El ángel Gabriel le anuncia un hijo y le da una señal: “Tu prima Isabel, la estéril, también está en cinta”. Dos mujeres. Dos vientres que no deberían concebir. Dos formas de lo imposible que se abren como flores bajo el mismo sol.
Y entonces entendemos: en el corazón de la Biblia, la fecundidad es siempre signo de gracia. Lo que nace del Espíritu no se mide en términos genéticos, sino en términos de misión.
Jesús será llamado el Nazareno, no solo porque vivió en Nazaret, sino porque pertenece a esa genealogía de los separados para Dios. Como Sansón, como Samuel, como Juan. Pero su consagración no nace del voto de una madre, sino del designio eterno.

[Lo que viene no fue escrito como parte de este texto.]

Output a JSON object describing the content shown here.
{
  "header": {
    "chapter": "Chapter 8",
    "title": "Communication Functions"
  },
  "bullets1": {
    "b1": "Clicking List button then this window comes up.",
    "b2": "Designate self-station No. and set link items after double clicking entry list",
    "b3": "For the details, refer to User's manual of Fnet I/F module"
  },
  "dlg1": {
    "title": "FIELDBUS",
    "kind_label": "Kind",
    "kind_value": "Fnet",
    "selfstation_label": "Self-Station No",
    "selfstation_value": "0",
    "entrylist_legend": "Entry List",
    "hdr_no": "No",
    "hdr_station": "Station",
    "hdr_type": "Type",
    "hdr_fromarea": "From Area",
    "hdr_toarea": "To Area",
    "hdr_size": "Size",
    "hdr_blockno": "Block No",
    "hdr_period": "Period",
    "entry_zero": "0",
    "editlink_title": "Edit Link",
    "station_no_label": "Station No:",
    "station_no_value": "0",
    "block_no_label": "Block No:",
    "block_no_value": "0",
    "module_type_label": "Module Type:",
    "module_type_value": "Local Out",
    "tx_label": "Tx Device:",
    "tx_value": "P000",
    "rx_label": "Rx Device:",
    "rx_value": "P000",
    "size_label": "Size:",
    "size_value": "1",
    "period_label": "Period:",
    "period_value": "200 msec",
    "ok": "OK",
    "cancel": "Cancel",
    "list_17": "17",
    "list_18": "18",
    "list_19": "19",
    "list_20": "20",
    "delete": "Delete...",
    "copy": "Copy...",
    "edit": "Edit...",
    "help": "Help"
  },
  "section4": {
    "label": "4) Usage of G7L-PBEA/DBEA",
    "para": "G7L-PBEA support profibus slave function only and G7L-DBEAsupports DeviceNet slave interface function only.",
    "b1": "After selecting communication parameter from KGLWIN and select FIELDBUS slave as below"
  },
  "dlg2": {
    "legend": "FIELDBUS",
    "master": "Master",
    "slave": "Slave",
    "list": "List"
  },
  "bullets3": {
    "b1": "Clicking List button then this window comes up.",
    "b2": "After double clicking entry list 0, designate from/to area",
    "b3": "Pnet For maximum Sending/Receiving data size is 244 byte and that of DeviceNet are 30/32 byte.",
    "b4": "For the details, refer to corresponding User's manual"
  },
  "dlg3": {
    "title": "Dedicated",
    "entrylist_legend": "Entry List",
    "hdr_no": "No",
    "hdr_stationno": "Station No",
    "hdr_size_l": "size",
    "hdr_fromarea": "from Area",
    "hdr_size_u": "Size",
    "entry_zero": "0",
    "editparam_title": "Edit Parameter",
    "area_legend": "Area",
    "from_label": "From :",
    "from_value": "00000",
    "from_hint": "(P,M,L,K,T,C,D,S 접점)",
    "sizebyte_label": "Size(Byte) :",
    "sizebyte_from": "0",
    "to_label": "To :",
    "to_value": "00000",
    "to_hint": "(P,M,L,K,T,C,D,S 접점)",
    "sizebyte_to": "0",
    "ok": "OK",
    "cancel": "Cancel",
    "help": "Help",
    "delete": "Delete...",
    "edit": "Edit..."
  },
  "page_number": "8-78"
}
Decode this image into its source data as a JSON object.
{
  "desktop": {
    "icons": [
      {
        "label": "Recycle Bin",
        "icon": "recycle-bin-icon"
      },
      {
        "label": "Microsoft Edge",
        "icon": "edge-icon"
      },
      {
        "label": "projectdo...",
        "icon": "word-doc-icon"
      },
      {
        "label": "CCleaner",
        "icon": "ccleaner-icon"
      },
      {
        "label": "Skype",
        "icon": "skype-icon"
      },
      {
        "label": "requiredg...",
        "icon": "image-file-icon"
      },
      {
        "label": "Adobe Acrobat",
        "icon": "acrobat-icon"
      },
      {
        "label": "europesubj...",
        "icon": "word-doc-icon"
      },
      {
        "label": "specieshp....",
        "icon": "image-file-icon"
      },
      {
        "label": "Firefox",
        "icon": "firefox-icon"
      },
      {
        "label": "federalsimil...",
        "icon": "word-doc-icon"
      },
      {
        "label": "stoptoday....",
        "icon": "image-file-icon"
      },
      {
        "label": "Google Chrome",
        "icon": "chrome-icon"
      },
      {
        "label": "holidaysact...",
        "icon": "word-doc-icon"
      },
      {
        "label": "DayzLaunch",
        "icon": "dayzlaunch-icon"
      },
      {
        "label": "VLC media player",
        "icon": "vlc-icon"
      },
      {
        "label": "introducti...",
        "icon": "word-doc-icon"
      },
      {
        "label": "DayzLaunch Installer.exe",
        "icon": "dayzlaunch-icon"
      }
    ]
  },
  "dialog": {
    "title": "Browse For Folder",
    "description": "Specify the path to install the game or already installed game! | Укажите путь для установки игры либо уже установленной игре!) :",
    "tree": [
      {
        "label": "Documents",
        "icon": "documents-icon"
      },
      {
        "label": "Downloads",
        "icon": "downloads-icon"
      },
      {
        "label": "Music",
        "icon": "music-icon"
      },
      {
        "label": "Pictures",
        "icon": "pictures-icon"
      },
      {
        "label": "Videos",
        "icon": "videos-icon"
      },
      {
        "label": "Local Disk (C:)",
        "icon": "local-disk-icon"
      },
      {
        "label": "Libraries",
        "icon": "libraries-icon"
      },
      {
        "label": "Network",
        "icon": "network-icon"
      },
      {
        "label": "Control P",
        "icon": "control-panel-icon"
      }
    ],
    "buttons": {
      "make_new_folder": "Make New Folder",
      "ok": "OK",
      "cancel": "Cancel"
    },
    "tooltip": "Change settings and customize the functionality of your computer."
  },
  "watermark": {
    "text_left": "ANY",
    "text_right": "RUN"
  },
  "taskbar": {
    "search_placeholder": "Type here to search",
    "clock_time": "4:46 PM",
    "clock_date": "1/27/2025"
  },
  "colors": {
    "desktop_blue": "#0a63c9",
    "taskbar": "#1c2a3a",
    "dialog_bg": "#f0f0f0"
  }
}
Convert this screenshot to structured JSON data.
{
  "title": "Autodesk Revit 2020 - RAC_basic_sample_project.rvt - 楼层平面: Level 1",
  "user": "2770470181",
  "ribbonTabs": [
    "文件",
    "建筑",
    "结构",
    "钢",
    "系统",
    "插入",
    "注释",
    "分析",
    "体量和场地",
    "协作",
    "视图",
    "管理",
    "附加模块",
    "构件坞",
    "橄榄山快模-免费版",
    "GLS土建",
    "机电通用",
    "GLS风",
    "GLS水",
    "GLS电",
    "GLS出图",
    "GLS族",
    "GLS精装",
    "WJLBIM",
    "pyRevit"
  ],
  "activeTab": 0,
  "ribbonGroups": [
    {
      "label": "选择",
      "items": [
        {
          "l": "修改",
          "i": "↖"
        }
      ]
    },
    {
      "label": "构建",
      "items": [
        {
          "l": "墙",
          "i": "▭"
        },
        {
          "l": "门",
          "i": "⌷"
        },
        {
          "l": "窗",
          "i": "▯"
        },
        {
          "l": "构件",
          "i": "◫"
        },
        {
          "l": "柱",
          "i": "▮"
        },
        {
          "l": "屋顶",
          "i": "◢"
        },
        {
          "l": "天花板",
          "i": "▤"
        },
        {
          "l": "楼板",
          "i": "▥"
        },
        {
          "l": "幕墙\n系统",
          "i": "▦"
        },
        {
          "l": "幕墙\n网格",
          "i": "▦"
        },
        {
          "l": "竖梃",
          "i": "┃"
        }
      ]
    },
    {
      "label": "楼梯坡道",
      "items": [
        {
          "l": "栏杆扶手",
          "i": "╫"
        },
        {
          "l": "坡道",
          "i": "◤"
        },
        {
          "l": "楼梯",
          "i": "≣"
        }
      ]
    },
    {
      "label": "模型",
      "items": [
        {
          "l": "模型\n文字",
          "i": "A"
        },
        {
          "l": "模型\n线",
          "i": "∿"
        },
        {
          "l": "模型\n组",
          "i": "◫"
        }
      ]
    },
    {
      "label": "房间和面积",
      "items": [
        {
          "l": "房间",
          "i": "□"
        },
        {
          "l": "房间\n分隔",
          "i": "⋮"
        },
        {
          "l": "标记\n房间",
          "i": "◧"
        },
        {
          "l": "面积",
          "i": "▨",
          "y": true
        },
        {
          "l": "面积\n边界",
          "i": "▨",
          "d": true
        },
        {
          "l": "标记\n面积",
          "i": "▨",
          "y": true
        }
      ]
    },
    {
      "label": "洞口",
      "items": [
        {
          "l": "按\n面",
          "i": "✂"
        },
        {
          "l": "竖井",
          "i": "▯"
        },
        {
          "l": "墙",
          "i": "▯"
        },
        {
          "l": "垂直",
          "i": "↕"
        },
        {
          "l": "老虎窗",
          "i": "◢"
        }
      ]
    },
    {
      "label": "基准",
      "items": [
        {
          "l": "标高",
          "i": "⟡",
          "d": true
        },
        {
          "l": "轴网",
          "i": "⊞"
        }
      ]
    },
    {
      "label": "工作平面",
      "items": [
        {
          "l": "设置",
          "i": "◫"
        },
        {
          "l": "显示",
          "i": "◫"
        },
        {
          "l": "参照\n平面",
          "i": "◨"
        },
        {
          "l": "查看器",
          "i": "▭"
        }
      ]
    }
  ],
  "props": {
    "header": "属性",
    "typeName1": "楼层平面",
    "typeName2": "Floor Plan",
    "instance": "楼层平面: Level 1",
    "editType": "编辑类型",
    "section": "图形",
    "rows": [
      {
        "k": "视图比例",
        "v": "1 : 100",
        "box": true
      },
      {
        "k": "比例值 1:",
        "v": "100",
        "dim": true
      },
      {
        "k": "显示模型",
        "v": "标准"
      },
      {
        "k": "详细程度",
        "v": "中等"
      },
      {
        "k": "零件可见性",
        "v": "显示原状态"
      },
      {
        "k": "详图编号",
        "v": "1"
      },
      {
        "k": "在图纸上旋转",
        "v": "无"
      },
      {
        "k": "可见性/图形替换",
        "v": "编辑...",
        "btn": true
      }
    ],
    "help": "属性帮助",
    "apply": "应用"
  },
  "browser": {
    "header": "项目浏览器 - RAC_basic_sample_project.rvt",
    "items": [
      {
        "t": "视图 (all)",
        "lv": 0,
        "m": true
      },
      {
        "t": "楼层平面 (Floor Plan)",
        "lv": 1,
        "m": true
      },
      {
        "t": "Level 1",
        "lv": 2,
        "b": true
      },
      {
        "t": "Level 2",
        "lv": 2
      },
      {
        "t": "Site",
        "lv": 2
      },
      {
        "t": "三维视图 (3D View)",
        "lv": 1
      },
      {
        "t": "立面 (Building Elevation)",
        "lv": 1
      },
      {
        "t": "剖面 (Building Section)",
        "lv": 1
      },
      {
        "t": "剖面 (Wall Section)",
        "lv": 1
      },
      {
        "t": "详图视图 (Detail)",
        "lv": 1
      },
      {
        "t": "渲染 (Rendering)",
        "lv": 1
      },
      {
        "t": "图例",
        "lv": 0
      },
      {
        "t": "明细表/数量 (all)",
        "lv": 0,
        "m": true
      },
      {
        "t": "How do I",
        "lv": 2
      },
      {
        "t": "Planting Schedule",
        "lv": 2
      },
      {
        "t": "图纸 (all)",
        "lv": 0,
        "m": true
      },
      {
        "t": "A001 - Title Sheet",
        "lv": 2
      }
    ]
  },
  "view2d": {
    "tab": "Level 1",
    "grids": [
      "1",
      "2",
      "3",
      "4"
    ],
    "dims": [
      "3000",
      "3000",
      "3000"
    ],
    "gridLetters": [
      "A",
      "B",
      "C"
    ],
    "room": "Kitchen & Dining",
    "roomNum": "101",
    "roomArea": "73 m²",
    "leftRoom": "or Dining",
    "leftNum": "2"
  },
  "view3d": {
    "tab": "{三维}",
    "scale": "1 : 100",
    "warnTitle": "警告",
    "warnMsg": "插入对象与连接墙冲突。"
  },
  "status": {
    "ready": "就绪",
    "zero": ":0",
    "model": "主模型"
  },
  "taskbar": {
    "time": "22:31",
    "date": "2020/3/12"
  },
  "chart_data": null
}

Su fuerza no está en el cabello ni en la voz profética, sino en la obediencia perfecta, en la entrega radical.
Aquí comienza la fe del Nuevo Testamento. Una fe que no se basa en la vista, ni en el linaje, ni en la lógica. Una fe que se atreve a decir, como María, “hágase”. Que se fía más de la promesa que del pronóstico. Que cree en la resurrección no porque la entienda, sino porque ha oído la voz del que llama a Lázaro desde el sepulcro. Una fe que ya no necesita que el vientre sea fértil, sino que el corazón esté abierto. Porque ahora, todo el que cree puede engendrar vida eterna.
En Cristo, la maternidad se universaliza. El creyente es madre. La Iglesia es madre. Cada uno de nosotros puede ser María, si deja que el Verbo se haga carne en su interior. Ya no se trata solo de esperar un hijo, sino de engendrar frutos del Espíritu: amor, paciencia, paz, misericordia.
Y hoy, que tantas veces confundimos producir con fecundar, y confundirnos con dispersarnos, tal vez lo esencial sea preguntarnos qué estamos dispuestos a albergar. Qué espacio interior —secreto, inútil para el mundo— estamos dejando libre para algo que no viene de nosotros.
Porque tal vez no se trate de tener grandes visiones, sino de ser pequeños Nazarets.
De permitir que lo inesperado eche raíz.
Y que, como en los días antiguos, vuelva a suceder lo imposible.